Öyle olmasa, oy verdikten sonra akıllarına gelmezdi bunları sorup soruşturmak.
Neyi vurduklarını tetiği çektikten sonra düşünmeye başlamak gibi. Önce ateş edip sonra nişan alma hikâyesi.
Eurobarometer’in geçen yıl 28 AB ülkesinde yaptığı kamuoyu araştırması, İngilizlerin bu şaşkınlığını açıklıyor.
Sonuçlar, bütün üye ülke halkları arasında AB hakkında en bilgisiz iki halktan birinin İngilizler olduğunu gösteriyordu.
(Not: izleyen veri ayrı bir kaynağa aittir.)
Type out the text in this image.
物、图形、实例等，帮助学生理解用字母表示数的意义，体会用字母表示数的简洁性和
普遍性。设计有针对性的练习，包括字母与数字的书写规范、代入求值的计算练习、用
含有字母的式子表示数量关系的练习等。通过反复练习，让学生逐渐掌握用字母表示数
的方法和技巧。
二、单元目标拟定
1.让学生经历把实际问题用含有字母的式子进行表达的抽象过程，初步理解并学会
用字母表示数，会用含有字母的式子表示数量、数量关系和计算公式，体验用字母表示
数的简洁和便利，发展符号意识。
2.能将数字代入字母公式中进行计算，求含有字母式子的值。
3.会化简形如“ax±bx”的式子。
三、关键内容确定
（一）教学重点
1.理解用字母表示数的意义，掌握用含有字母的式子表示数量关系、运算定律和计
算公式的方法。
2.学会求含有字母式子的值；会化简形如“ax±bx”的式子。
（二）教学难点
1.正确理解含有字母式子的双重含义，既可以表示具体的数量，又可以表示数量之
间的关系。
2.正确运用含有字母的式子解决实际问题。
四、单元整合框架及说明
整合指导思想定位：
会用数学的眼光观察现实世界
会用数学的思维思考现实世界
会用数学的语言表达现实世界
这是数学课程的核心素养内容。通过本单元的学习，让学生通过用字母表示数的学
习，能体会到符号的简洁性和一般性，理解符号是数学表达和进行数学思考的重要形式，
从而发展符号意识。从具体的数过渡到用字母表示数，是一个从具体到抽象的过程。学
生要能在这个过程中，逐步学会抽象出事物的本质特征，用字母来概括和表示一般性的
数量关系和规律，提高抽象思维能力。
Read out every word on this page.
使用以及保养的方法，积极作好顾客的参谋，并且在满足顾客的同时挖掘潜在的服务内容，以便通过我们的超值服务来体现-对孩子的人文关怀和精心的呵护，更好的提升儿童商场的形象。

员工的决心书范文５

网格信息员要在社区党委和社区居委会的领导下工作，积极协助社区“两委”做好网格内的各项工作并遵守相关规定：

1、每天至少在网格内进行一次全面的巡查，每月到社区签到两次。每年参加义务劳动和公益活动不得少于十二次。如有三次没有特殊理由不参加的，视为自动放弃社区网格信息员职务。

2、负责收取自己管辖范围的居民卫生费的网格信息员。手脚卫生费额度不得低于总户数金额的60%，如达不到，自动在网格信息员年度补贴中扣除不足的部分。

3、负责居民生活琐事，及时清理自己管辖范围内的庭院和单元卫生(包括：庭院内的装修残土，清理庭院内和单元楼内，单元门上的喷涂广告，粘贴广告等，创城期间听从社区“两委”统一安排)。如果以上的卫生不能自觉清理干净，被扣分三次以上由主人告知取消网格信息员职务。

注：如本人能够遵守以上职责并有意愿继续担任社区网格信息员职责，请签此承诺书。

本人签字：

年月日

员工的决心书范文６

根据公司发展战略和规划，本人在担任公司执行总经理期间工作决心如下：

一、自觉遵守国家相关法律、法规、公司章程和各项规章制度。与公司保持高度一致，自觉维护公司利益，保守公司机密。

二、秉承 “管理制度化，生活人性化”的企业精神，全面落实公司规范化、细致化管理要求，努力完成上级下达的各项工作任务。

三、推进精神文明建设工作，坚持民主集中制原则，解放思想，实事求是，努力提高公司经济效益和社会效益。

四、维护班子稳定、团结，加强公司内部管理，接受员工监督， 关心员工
Diğeri ise Litvanyalılar...
Eylemlerinin sonucunu baştan düşünmedikleri için, şimdi ne olacak diye ellerini başlarının arasına almış kara kara düşüncelere dalıyorlar.
Alıp eve gittikten sonra aldığını beğenmeyen müşteri pişmanlığına benzetenler var.
Referandumda yaptıkları şeyi beğenmediler çoğunlukla.
Ayrılma kampanyacılarının AB’yle ilgili abartılı yaygaralarından etkilendikleri muhakkak.
Ama artık geç, ‘Yaparken düşüneceklerdi, o zaman akılları neredeydi’ dense yeridir.
Duydukları pişmanlık sonucu değiştirmeyecek, bir daha İngiltere-AB ilişkileri eskisi gibi olamayacak.
***
Kalma taraftarı Theresa May, karşı olsa da Brexit’in gereğini yapacak, başbakanlığa gelmeden sözünü verdi.
Dış politika üzerinden oy avcılığı ve ucuz popülizm yarışı olmayacağını, ülkelerin kaderiyle böyle pervasızca oynanmayacağını öğrenmiş oldular.
En çok da başı çekenler öğrendi, birer birer döküldüler.
Salman Rüşdi durur mu, sallar tabii arkalarından.